さて、季節がかわり冬になるとBさんが入社されました。Bさんも中途採用の方で前職の業界がとても近いため、その経験が買われての採用になったと聞いていました。Bさんが入社後に部署のプロジェクトを把握頂くため、いくつかの会議にオブザーバーとして参加いただきました。私がリーダーを務めていたプロジェクトで、外部の協力会社の方との会議に参加していただいた時のことです。このプロジェクトはBさんの専門分野とは全く別物であったため、私はBさんに対して「頼むから余計なことは言ってくれるなよ」と思っていました。そんな中、Bさんが発言した内容が、他社の方には意図がわからず、議論が錯綜する事態になってしました。私が両者の間をフォローしつつ、何とか会議を終えた時に、「なんでこの人は会議前に説明したことや、背景を理解していないのだろう。自分が最終的に関わらないシステムの仕様にまで 絶対こうすべきだ! なんて断言する意味が分からない。そもそも分からないなら発言するなよな。 」とすごく疲れて、Bさんとは仕事をしたくないと思っていました。つまり私は、『Bさんが会議に発言したこと』に対して不満を抱いてた、ということでした。

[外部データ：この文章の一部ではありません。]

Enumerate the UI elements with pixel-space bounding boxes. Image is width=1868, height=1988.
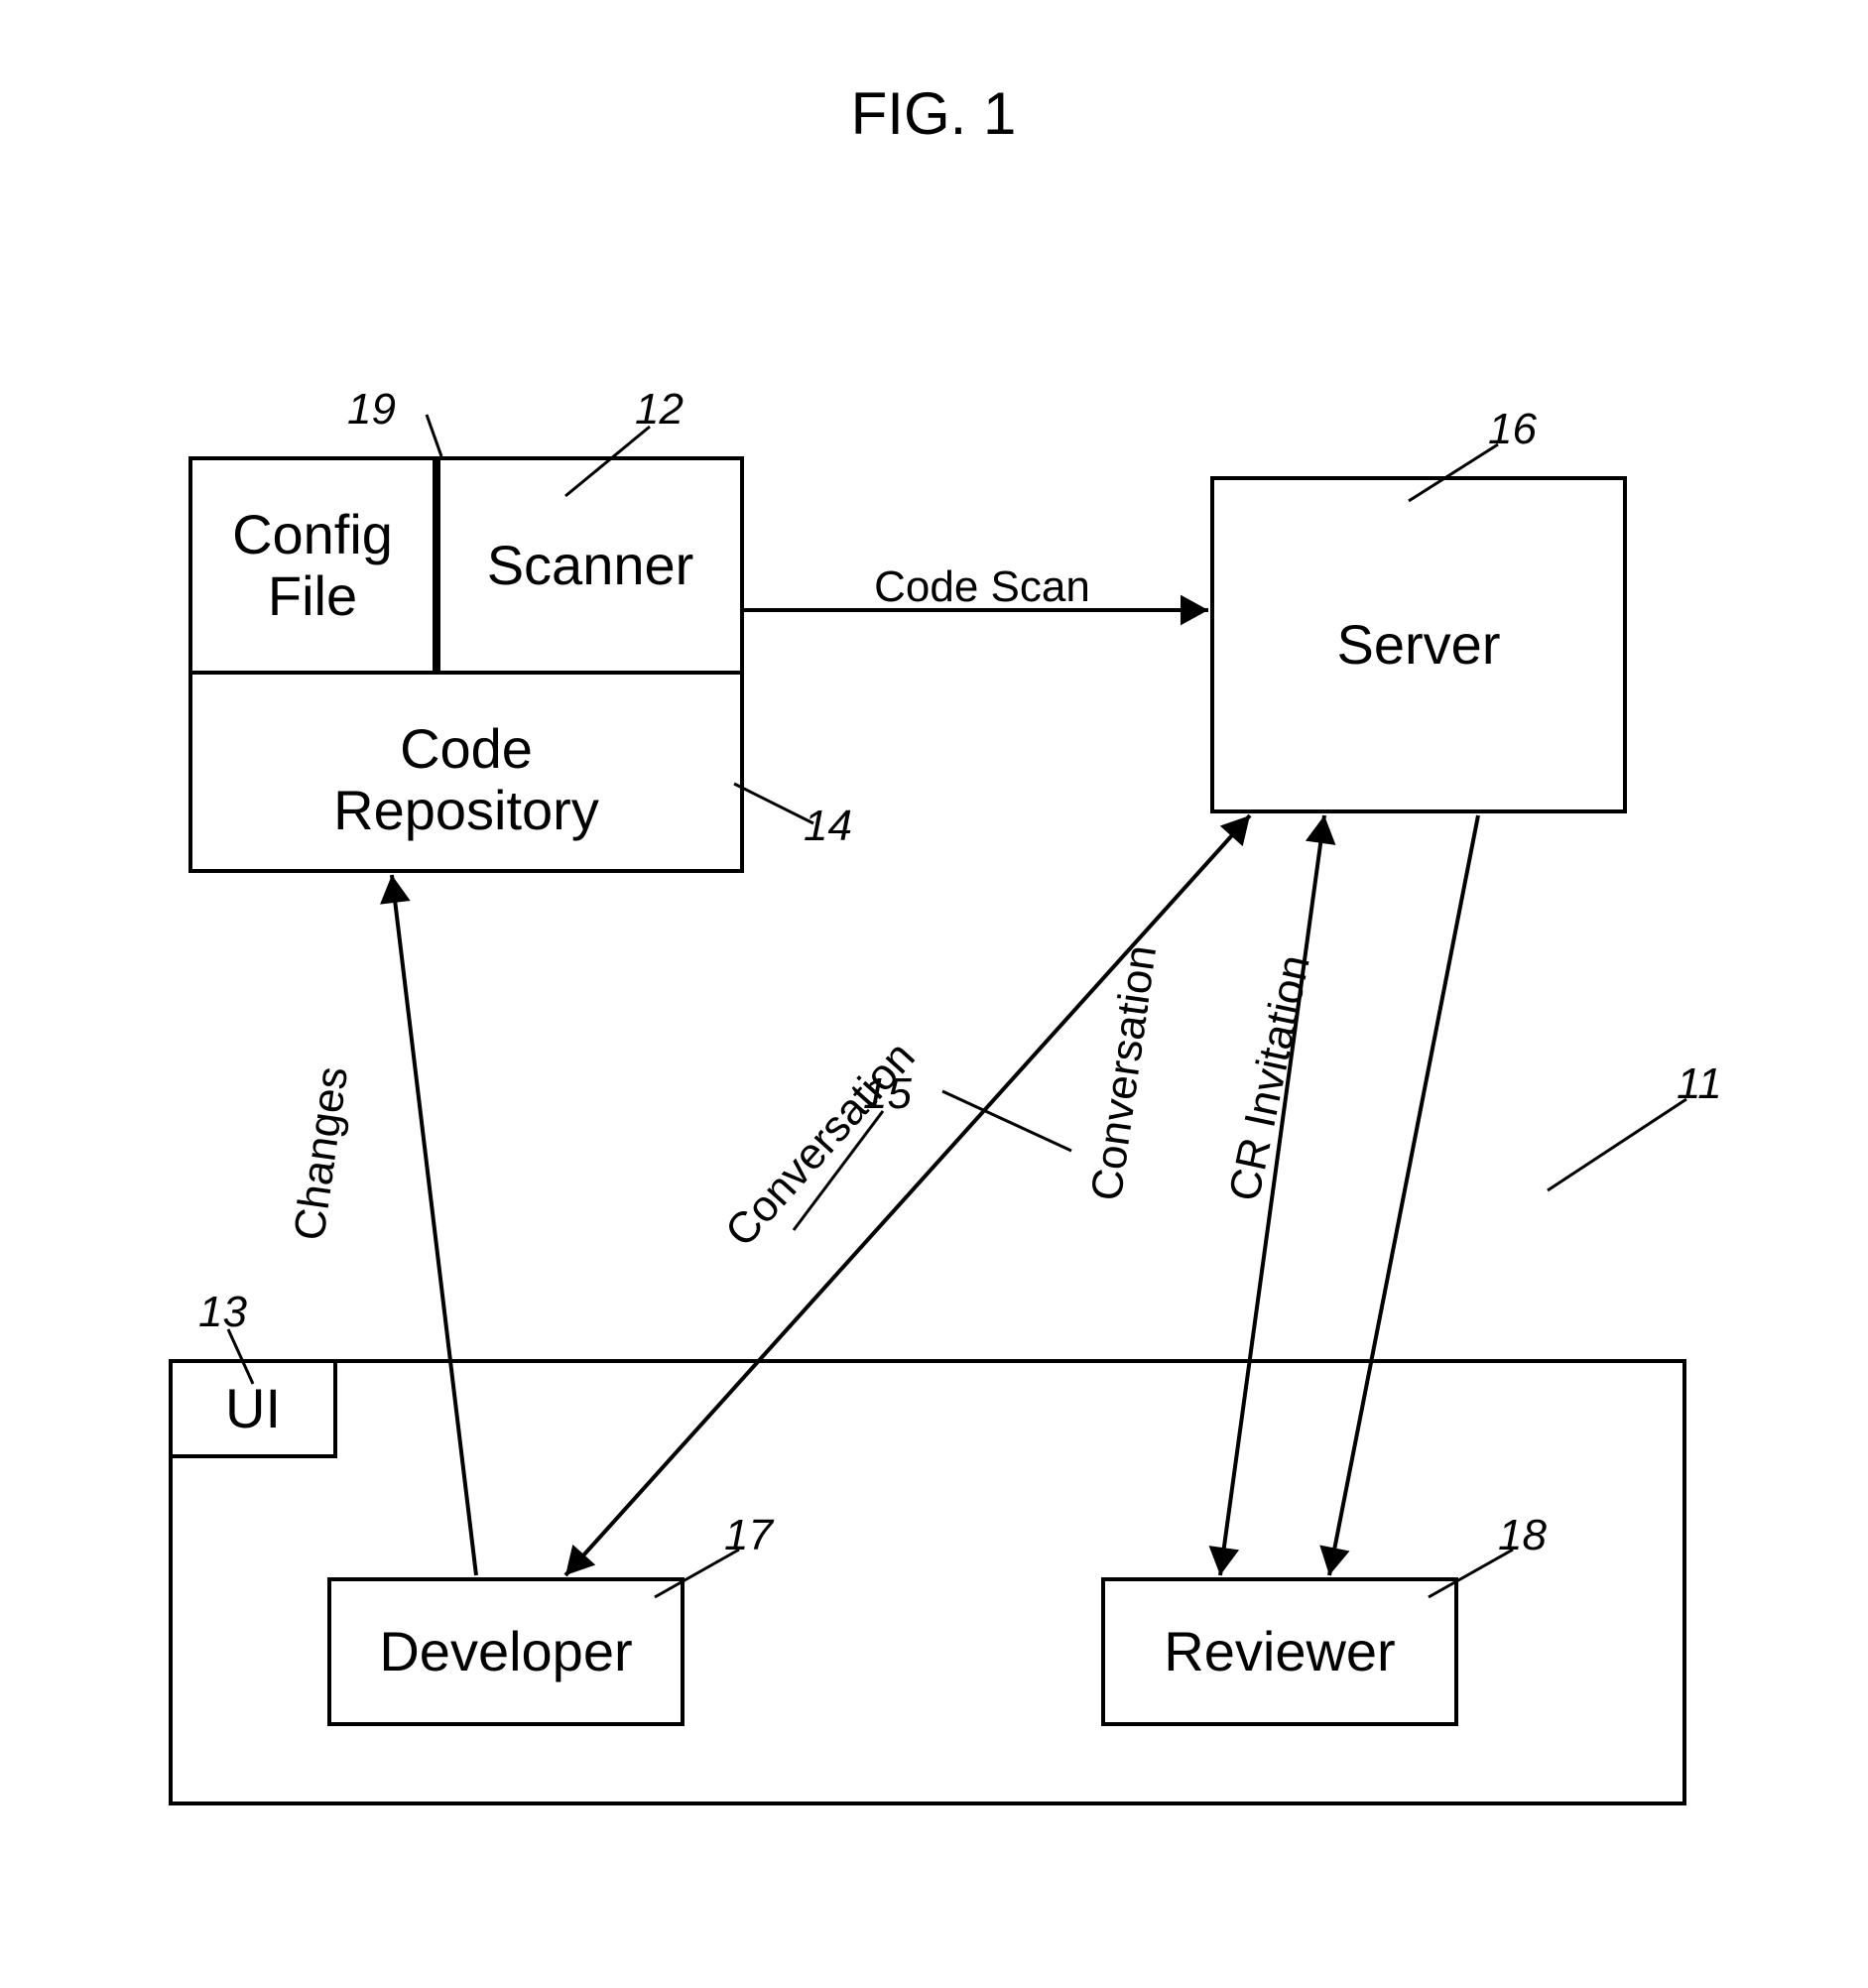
- reviewer-box: Reviewer: [1101, 1577, 1458, 1726]
- ref-16: 16: [1488, 405, 1537, 454]
- developer-box: Developer: [327, 1577, 685, 1726]
- edge-label-conversation-reviewer: Conversation: [1082, 942, 1168, 1204]
- figure-title: FIG. 1: [814, 79, 1053, 148]
- scanner-label: Scanner: [487, 535, 694, 596]
- figure-stage: FIG. 1 Config File Scanner Code Reposito…: [0, 0, 1868, 1988]
- developer-label: Developer: [379, 1621, 632, 1682]
- config-file-box: Config File: [188, 456, 436, 675]
- server-box: Server: [1210, 476, 1627, 813]
- code-repository-label: Code Repository: [268, 718, 665, 840]
- config-file-label: Config File: [192, 504, 433, 626]
- server-label: Server: [1337, 614, 1501, 676]
- scanner-box: Scanner: [436, 456, 744, 675]
- edge-label-cr-invitation: CR Invitation: [1220, 950, 1320, 1205]
- ref-18: 18: [1498, 1511, 1547, 1560]
- edge-label-code-scan: Code Scan: [874, 562, 1090, 612]
- ref-17: 17: [724, 1511, 773, 1560]
- ref-11: 11: [1677, 1059, 1722, 1109]
- ref-12: 12: [635, 385, 684, 435]
- ref-14: 14: [804, 802, 852, 851]
- edge-label-conversation-developer: Conversation: [716, 1033, 926, 1257]
- edge-label-changes: Changes: [285, 1063, 358, 1243]
- ref-19: 19: [347, 385, 396, 435]
- ref-13: 13: [198, 1288, 247, 1337]
- ui-tab-label: UI: [225, 1378, 281, 1439]
- ui-tab: UI: [169, 1359, 337, 1458]
- reviewer-label: Reviewer: [1164, 1621, 1395, 1682]
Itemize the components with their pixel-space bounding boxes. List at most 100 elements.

Bさんとの会議があった日の帰りの電車です。今日の仕事や自分の気持ちなどを振り返っていた私は、Aさんとの会議で抱いた気持ちを思い出しました。そうです、これが私の二面性でした。ある場面では「中途採用の人間は即戦力なので、会議で発言すべきだ!」と思っているし、別の場面では「中途採用の人間は状況が分からないので、会議で発言すべきでない!」と思っているわけです。つまり、自分にとって都合の良いように自分のなかの考えを出し入れしていて、さらにその価値観が矛盾していることに気が付いていないのです。もちろん、AさんとBさんの状況や会議の内容が違うので直接比較できないことかもしれませんが、この矛盾は自分がまだ 『べき論 で他人をコントロールしようとしている』ことや、『べき論 を自分にとって都合いいよう解釈し使っている』ことを示していると思います。

そんな自分に気が付いた私は、この自己矛盾に愕然としつつ、自分の二面性に気が付く良い機会だと切り替えました。その後、幸いにしてAさんとはとても良い関係性を築くことができ、先日「自分はこの会社に入社出来て本当に良かったです!」と笑顔で言ってもらえました。一方でBさんとの距離感は正直測りかねている部分はあります。ですが、自分にはないBさんの専門性を尊重しつつ良い距離感で仕事ができるよう関係性を築いていきたいと日々試行錯誤しております。たんとすまいるでの学びを数年続けてきた自分ですが、まだまだ学びの「のびしろ」があります。暴力につながらない価値観や選択肢が、自分からにじみでるには、もっとやるべきことがあることを再確認できた出来事でした。

 

写真は、近所の神社に咲いていた里桜です。春に生まれた私にとって、桜は特別な存在でした。毎年、満開の桜をみると自分の誕生を祝福してくれているような、そんな気持になっていました。今年の満開の桜は、きっと数年後に思い出せるくらい、色鮮やかでした。この気持ちを思い出せるようになったのも、私に学びのきっかけをくれた元妻さんや、学んでいる私を信じてくれた新しい家族、たんとすまいるの仲間たちのおかげです。この感謝を忘れず、学び続けていきたいと思います。